Browse Lecture Notebooks¶
You can browse the lecture notebooks (exported to static html pages) online here.
Live Computing Environments¶
For use in class and for exercises in this course, two alternate no-install-required ngsolve options are offered. Note that both these options are brand new services being piloted first in this course sequence: thank you in advance for your patience!
Option 1: http://lab-jupyterhub.research.pdx.edu, login required:¶
Thanks to the university's Research Computing (RC) staff, a JupyterHub service has been set up for this course.

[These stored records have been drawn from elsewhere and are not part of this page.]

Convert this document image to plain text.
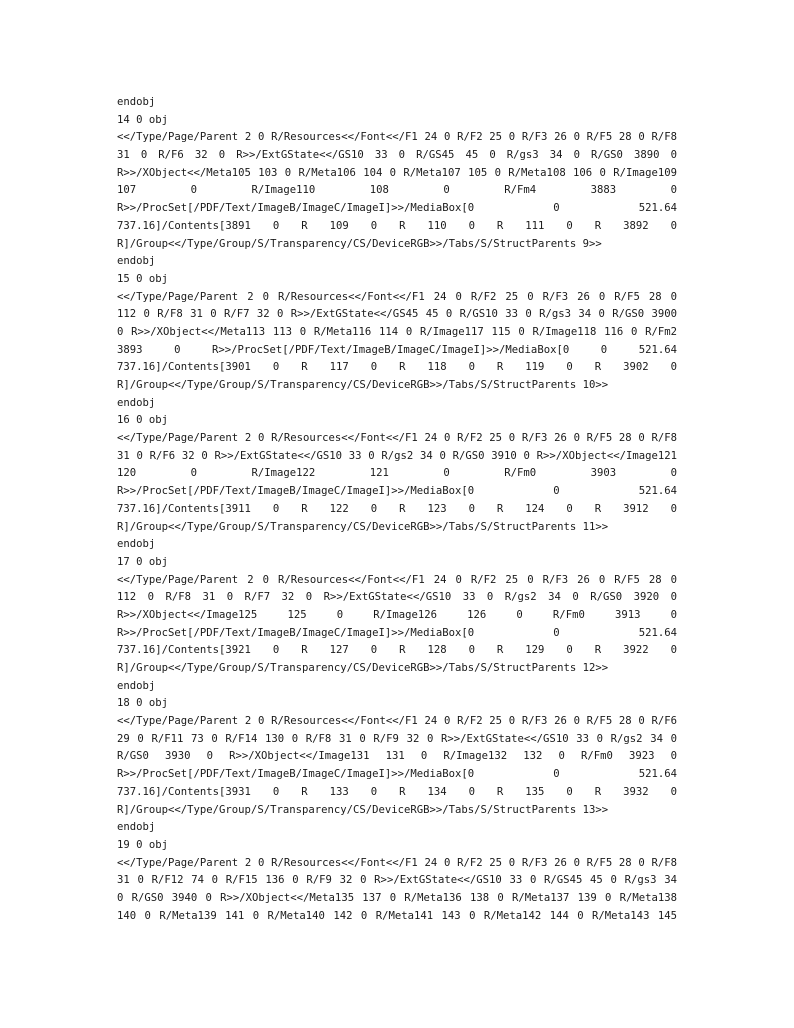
endobj
14 0 obj
<</Type/Page/Parent 2 0 R/Resources<</Font<</F1 24 0 R/F2 25 0 R/F3 26 0 R/F5 28 0 R/F8
31 0 R/F6 32 0 R>>/ExtGState<</GS10 33 0 R/GS45 45 0 R/gs3 34 0 R/GS0 3890 0
R>>/XObject<</Meta105 103 0 R/Meta106 104 0 R/Meta107 105 0 R/Meta108 106 0 R/Image109
107 0 R/Image110 108 0 R/Fm4 3883 0
R>>/ProcSet[/PDF/Text/ImageB/ImageC/ImageI]>>/MediaBox[0 0 521.64
737.16]/Contents[3891 0 R 109 0 R 110 0 R 111 0 R 3892 0
R]/Group<</Type/Group/S/Transparency/CS/DeviceRGB>>/Tabs/S/StructParents 9>>
endobj
15 0 obj
<</Type/Page/Parent 2 0 R/Resources<</Font<</F1 24 0 R/F2 25 0 R/F3 26 0 R/F5 28 0
112 0 R/F8 31 0 R/F7 32 0 R>>/ExtGState<</GS45 45 0 R/GS10 33 0 R/gs3 34 0 R/GS0 3900
0 R>>/XObject<</Meta113 113 0 R/Meta116 114 0 R/Image117 115 0 R/Image118 116 0 R/Fm2
3893 0 R>>/ProcSet[/PDF/Text/ImageB/ImageC/ImageI]>>/MediaBox[0 0 521.64
737.16]/Contents[3901 0 R 117 0 R 118 0 R 119 0 R 3902 0
R]/Group<</Type/Group/S/Transparency/CS/DeviceRGB>>/Tabs/S/StructParents 10>>
endobj
16 0 obj
<</Type/Page/Parent 2 0 R/Resources<</Font<</F1 24 0 R/F2 25 0 R/F3 26 0 R/F5 28 0 R/F8
31 0 R/F6 32 0 R>>/ExtGState<</GS10 33 0 R/gs2 34 0 R/GS0 3910 0 R>>/XObject<</Image121
120 0 R/Image122 121 0 R/Fm0 3903 0
R>>/ProcSet[/PDF/Text/ImageB/ImageC/ImageI]>>/MediaBox[0 0 521.64
737.16]/Contents[3911 0 R 122 0 R 123 0 R 124 0 R 3912 0
R]/Group<</Type/Group/S/Transparency/CS/DeviceRGB>>/Tabs/S/StructParents 11>>
endobj
17 0 obj
<</Type/Page/Parent 2 0 R/Resources<</Font<</F1 24 0 R/F2 25 0 R/F3 26 0 R/F5 28 0
112 0 R/F8 31 0 R/F7 32 0 R>>/ExtGState<</GS10 33 0 R/gs2 34 0 R/GS0 3920 0
R>>/XObject<</Image125 125 0 R/Image126 126 0 R/Fm0 3913 0
R>>/ProcSet[/PDF/Text/ImageB/ImageC/ImageI]>>/MediaBox[0 0 521.64
737.16]/Contents[3921 0 R 127 0 R 128 0 R 129 0 R 3922 0
R]/Group<</Type/Group/S/Transparency/CS/DeviceRGB>>/Tabs/S/StructParents 12>>
endobj
18 0 obj
<</Type/Page/Parent 2 0 R/Resources<</Font<</F1 24 0 R/F2 25 0 R/F3 26 0 R/F5 28 0 R/F6
29 0 R/F11 73 0 R/F14 130 0 R/F8 31 0 R/F9 32 0 R>>/ExtGState<</GS10 33 0 R/gs2 34 0
R/GS0 3930 0 R>>/XObject<</Image131 131 0 R/Image132 132 0 R/Fm0 3923 0
R>>/ProcSet[/PDF/Text/ImageB/ImageC/ImageI]>>/MediaBox[0 0 521.64
737.16]/Contents[3931 0 R 133 0 R 134 0 R 135 0 R 3932 0
R]/Group<</Type/Group/S/Transparency/CS/DeviceRGB>>/Tabs/S/StructParents 13>>
endobj
19 0 obj
<</Type/Page/Parent 2 0 R/Resources<</Font<</F1 24 0 R/F2 25 0 R/F3 26 0 R/F5 28 0 R/F8
31 0 R/F12 74 0 R/F15 136 0 R/F9 32 0 R>>/ExtGState<</GS10 33 0 R/GS45 45 0 R/gs3 34
0 R/GS0 3940 0 R>>/XObject<</Meta135 137 0 R/Meta136 138 0 R/Meta137 139 0 R/Meta138
140 0 R/Meta139 141 0 R/Meta140 142 0 R/Meta141 143 0 R/Meta142 144 0 R/Meta143 145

It is accessible (using the above link) only from campus or via VPN and only after you have received permissions: you will authenticate using the university's single sign-on as usual. It runs on a local server, where a recent version of NGSolve and useful python modules are already installed and available for immediate use. When you run your code using this jupyterhub service, it will run on one of RC's linux computing servers where you can also store your files and codes in your home folder.
Option 2: https://jayggg.github.io/651-jupyterlite, public domain:¶
Thanks to the NGSolve development team, this option enables NGSolve to be run in your web browser on your computer without any install process and negligible startup time. The team made this possible by compiling NGSolve into a webassembly code (supported by most major modern browsers). It is then offered to you using pyodide
and a new service from the Jupyter ecosystem called JupyterLite (which per their page is still "unofficial" as of this writing). While this option should suffice for most purposes, Option 1 is expected to be better for more memory intensive tasks we might encounter.
Download¶
You can download a copy of all finite element notebooks provided in this course. The notebooks can be found under the folder 651-jupyterlite/FEMnotebooks
after you clone the public git repository github.com/jayggg/651-jupyterlite.git by typing the following into the command line:
git clone https://github.com/jayggg/651-jupyterlite.git
To update at any time, move to the cloned folder and type git pull
.
General Python resources¶
For introducing yourselves to python (outside of class) or for brushing up your python skills, please consult the following online resources:
- The official Python 3 tutorial, started by the inventor of Python: https://docs.python.org/3/tutorial/
- Online scipy lectures: https://scipy-lectures.org
- Basic python module for numerics: https://numpy.org
- Locally archived MTH 271 lectures (Mathematical Computing with Python) at Portland State University: A downloadable PDF version and a browsable HTML version version are available. Please ensure that you can understand the basic codes in Lectures 04, 05, 07, and 08 there.
- Free online book: https://jakevdp.github.io/WhirlwindTourOfPython/index.html
Further resources¶
Although bleeding-edge computational resources were highlighted above first, the crux of this course is mathematical theory of finite elements. Login to the course canvas site to access the remaining materials, including syllabus, overall list of topics, and a course diary with precise statements of each theorem covered. These are essential materials to follow along through the course.